Je passe beaucoup de temps à réfléchir à ces questions :
– Supposons qu’une jeune personne veuille écrire des jeux vidéo pour gagner sa vie. Quand est-il bon de l’encourager ?
– Quelqu’un veut quitter son emploi pour écrire des jeux indépendants pour gagner sa vie. Comment savoir si c’est une bonne idée ?
– Vous essayez de gagner votre vie en travaillant dans l’art depuis un certain temps et vous n’arrivez à rien. Comment savoir s’il est temps d’arrêter ?

Les gens ne parlent pas très souvent de ces questions. On peut comprendre pourquoi. C’est une déception. La GDC n’acceptera jamais, jamais un exposé sur ces sujets. Et pourtant, ce sont des questions importantes. Une vie dans l’art n’est pas pour tout le monde.

J’ai dit récemment des choses qui ont un peu énervé d’autres développeurs. Un nombre inquiétant de personnes m’ont dit récemment que la réponse était toujours de faire des jeux, plus de jeux, encore plus de jeux, ne pas y penser, juste faire des jeux, et je ne suis pas d’accord avec ça.

Le fait est que le monde actuel traverse une période de perturbation économique indéniable. Notre industrie des biens de divertissement de luxe est surproduite et débordée. C’est maintenant qu’il faut réfléchir à ces questions. Je ne les pose pas à votre sujet. Je les pose à propos de MOI.

Si écrire des jeux pendant votre temps libre vous aide à passer la journée, allez-y, mais ne prétendez pas qu’il y a une demande non satisfaite. J’ai adoré Inscryption, mais s’il n’avait jamais existé, il y aurait toujours 50 000 autres jeux auxquels je peux jouer.

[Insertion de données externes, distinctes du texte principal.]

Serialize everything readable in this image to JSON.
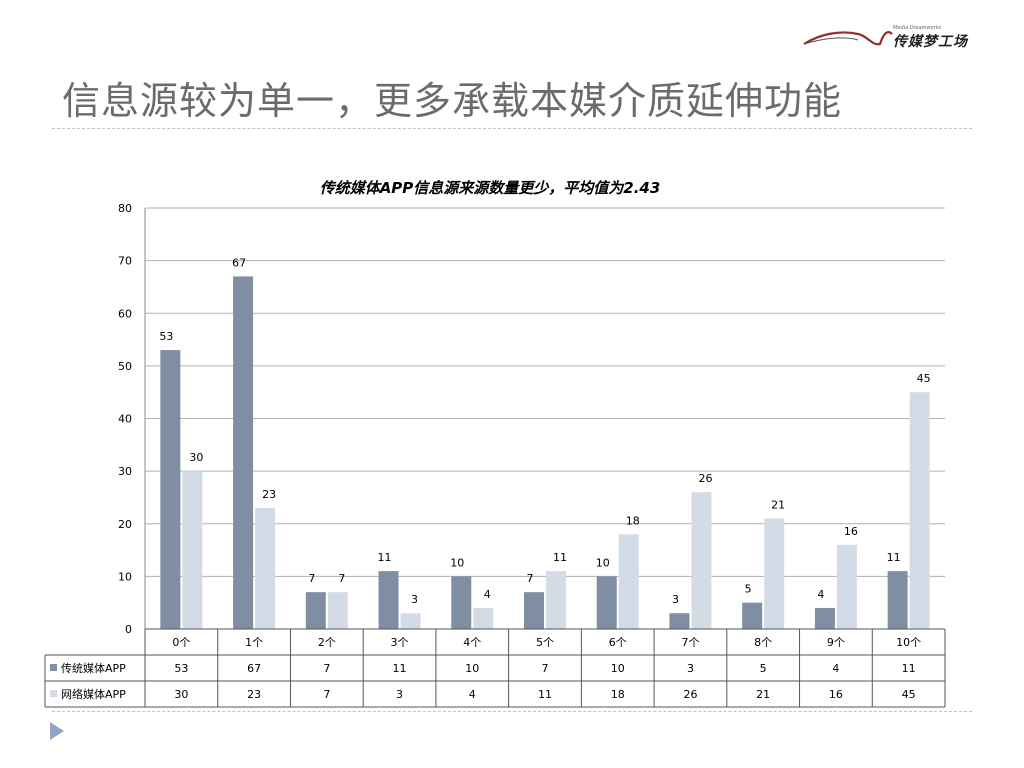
{
  "slide": {
    "title": "信息源较为单一，更多承载本媒介质延伸功能",
    "logo_text": "传媒梦工场",
    "logo_sub": "Media Dreamworks"
  },
  "colors": {
    "dark": "#7f8ea3",
    "light": "#d3dce6",
    "grid": "#b0b0b0"
  },
  "chart_data": {
    "type": "bar",
    "title": "传统媒体APP信息源来源数量更少，平均值为2.43",
    "categories": [
      "0个",
      "1个",
      "2个",
      "3个",
      "4个",
      "5个",
      "6个",
      "7个",
      "8个",
      "9个",
      "10个"
    ],
    "series": [
      {
        "name": "传统媒体APP",
        "color": "#7f8ea3",
        "values": [
          53,
          67,
          7,
          11,
          10,
          7,
          10,
          3,
          5,
          4,
          11
        ]
      },
      {
        "name": "网络媒体APP",
        "color": "#d3dce6",
        "values": [
          30,
          23,
          7,
          3,
          4,
          11,
          18,
          26,
          21,
          16,
          45
        ]
      }
    ],
    "ylim": [
      0,
      80
    ],
    "yticks": [
      0,
      10,
      20,
      30,
      40,
      50,
      60,
      70,
      80
    ],
    "grid": true,
    "data_table": true
  }
}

Je n’ai pas encore écrit de billet à ce sujet, car c’est une question difficile. Je dis juste pour ne pas dire que c’EST une question, et vous ne devriez pas avoir honte d’y penser.

D&D à l’ancienne

J’ai passé un certain temps à diriger une campagne Dungeons & Dragons 2e édition des années 1980. J’aime vraiment ça. Deux réflexions à ce sujet :

Premièrement. Une fois que vous êtes bon et habitué au système des jeux de rôles, le jeu va très vite. Il est facile de faire 10 ou 12 combats en une nuit si les gens sont attentifs. Pour moi, les nouveaux D&D se jouent très lentement.

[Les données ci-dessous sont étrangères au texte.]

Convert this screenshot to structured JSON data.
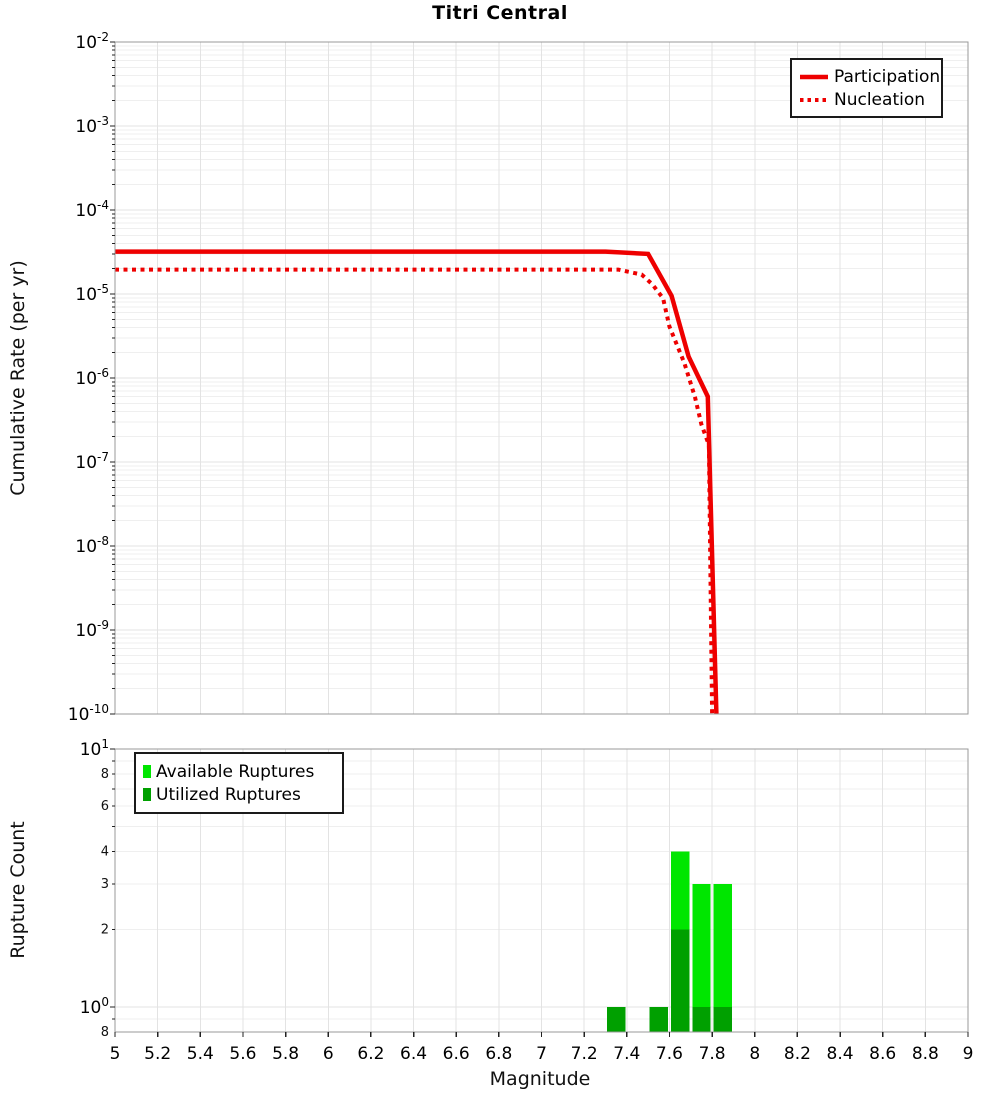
{
  "figure": {
    "title": "Titri Central",
    "background": "#ffffff"
  },
  "colors": {
    "participation_red": "#ee0000",
    "nucleation_red": "#ee0000",
    "available_green": "#00e600",
    "utilized_green": "#00a000",
    "grid_major": "#e3e3e3",
    "grid_minor": "#efefef",
    "spine": "#999999",
    "tick": "#222222"
  },
  "chart_data": [
    {
      "type": "line",
      "title": "Titri Central",
      "xlabel": "",
      "ylabel": "Cumulative Rate (per yr)",
      "x_range": [
        5,
        9
      ],
      "y_scale": "log",
      "y_range": [
        1e-10,
        0.01
      ],
      "grid": true,
      "legend_position": "upper right",
      "y_ticks": {
        "major_exponents": [
          -2,
          -3,
          -4,
          -5,
          -6,
          -7,
          -8,
          -9,
          -10
        ]
      },
      "legend": [
        {
          "label": "Participation",
          "color": "#ee0000",
          "line": "solid"
        },
        {
          "label": "Nucleation",
          "color": "#ee0000",
          "line": "dotted"
        }
      ],
      "series": [
        {
          "name": "Participation",
          "color": "#ee0000",
          "style": "solid",
          "width": 4.5,
          "points": [
            [
              5.0,
              3.2e-05
            ],
            [
              7.3,
              3.2e-05
            ],
            [
              7.5,
              3e-05
            ],
            [
              7.61,
              9.5e-06
            ],
            [
              7.69,
              1.8e-06
            ],
            [
              7.78,
              6e-07
            ],
            [
              7.82,
              1e-10
            ]
          ]
        },
        {
          "name": "Nucleation",
          "color": "#ee0000",
          "style": "dotted",
          "width": 4,
          "points": [
            [
              5.0,
              1.95e-05
            ],
            [
              7.36,
              1.95e-05
            ],
            [
              7.47,
              1.7e-05
            ],
            [
              7.52,
              1.3e-05
            ],
            [
              7.57,
              8.9e-06
            ],
            [
              7.6,
              4.1e-06
            ],
            [
              7.67,
              1.5e-06
            ],
            [
              7.72,
              5.9e-07
            ],
            [
              7.75,
              2.8e-07
            ],
            [
              7.785,
              1.6e-07
            ],
            [
              7.8,
              1e-10
            ]
          ]
        }
      ]
    },
    {
      "type": "bar",
      "title": "",
      "xlabel": "Magnitude",
      "ylabel": "Rupture Count",
      "x_range": [
        5,
        9
      ],
      "y_scale": "log",
      "y_range": [
        0.8,
        10
      ],
      "grid": true,
      "bin_width": 0.1,
      "legend_position": "upper left",
      "x_tick_labels": [
        "5",
        "5.2",
        "5.4",
        "5.6",
        "5.8",
        "6",
        "6.2",
        "6.4",
        "6.6",
        "6.8",
        "7",
        "7.2",
        "7.4",
        "7.6",
        "7.8",
        "8",
        "8.2",
        "8.4",
        "8.6",
        "8.8",
        "9"
      ],
      "y_ticks": {
        "major_exponents": [
          1,
          0
        ],
        "minor_labeled_values": [
          8,
          6,
          4,
          3,
          2,
          0.8
        ]
      },
      "legend": [
        {
          "label": "Available Ruptures",
          "color": "#00e600"
        },
        {
          "label": "Utilized Ruptures",
          "color": "#00a000"
        }
      ],
      "bins": [
        {
          "mag": 7.3,
          "available": 1,
          "utilized": 1
        },
        {
          "mag": 7.5,
          "available": 1,
          "utilized": 1
        },
        {
          "mag": 7.6,
          "available": 4,
          "utilized": 2
        },
        {
          "mag": 7.7,
          "available": 3,
          "utilized": 1
        },
        {
          "mag": 7.8,
          "available": 3,
          "utilized": 1
        }
      ]
    }
  ]
}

Deuxièmement. Dans le vieux D&D, il était prévu que les personnages meurent beaucoup. Dans l’ancien temps, nous perdions des personnages et en créerions de nouveaux tout le temps. Je préfère vraiment cela. Cela garde le jeu frais, cela ajoute de l’excitation, et, comme Game of Thrones nous l’a appris, la mort inattendue mène à une narration intéressante.

Pourtant, je pense que je suis dépassé sur ce point. Le nouveau D&D (5e édition) rend la mort rare et difficile, et cette édition est très populaire. Je pense que c’est juste une manière de jouer qui m’a laissé sur le bord de la route. Pourtant, être capable de s’asseoir autour de la table, de manger de la pizza et de faire du rock comme je le faisais quand j’étais adolescent a été formidable.